The expert gave the example of the covid-19 illustrations: “You don’t ask a biologist if you can somehow reduce yourself to the size of a cell and observe the coronavirus.”
The Webb observes space using infrared systems because many interesting space objects shine brightly in ultraviolet light, X-rays, or radio waves imperceptible to humans. The technology who uses the telescope allows you to see infrared light, which has a longer wavelength than red visible lightbut shorter than microwaves.
“These are instruments that we have designed to extend the power of our vision, and go beyond what our eyes are not able to perceive because they are not sensitive,” DePasquale explained. I’m trying to bring out the most detail and the richest color and complexity found in the data without actually changing anything.
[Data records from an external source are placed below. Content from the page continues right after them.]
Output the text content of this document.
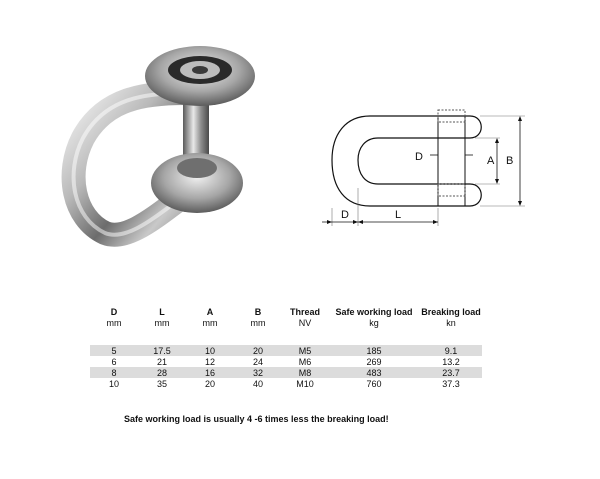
A B
D
D	L
D	L	A	B	Thread	Safe working load	Breaking load
mm	mm	mm	mm	NV	kg	kn

5	17.5	10	20	M5	185	9.1
6	21	12	24	M6	269	13.2
8	28	16	32	M8	483	23.7
10	35	20	40	M10	760	37.3
Safe working load is usually 4 -6 times less the breaking load!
Webb’s observations are loaded with a wealth of information important to researchers, which is then translated into color for society to see. In addition to coloring them, the researchers Photographs of cosmic rays and reflections of bright stars should be cleanedfor instance.
DePasquale comments that some people think that when a spatial image is ‘colored’, the colors are chosen “arbitrarily to create a color image”. Experts like him prefer to use the term ‘representative color’ because he believes that “it perfectly encompasses the work we do of translating light to create a true color image, but in a range of wavelengths that our eyes are not sensitive to.” .
Longer infrared waves are usually assigned redder colors and shorter ones bluer colors. Alyssa Pagan, science imaging developer at the Space Telescope Science Institute, notes that they have filters on the instruments “that collect certain wavelengths of light, to which we then apply a color that is closer to what we think it would be. in the visible spectrum.
In addition to the wavelength, professionals also look at the elements they contain, as oxygen, ionized hydrogen or sulfur.
The space telescope has four instruments to detect all of these features: a near-infrared camera (NIRCam), a near-infrared spectrograph, a mid-infrared instrument (MIRI), and a guidance sensor and spectrograph.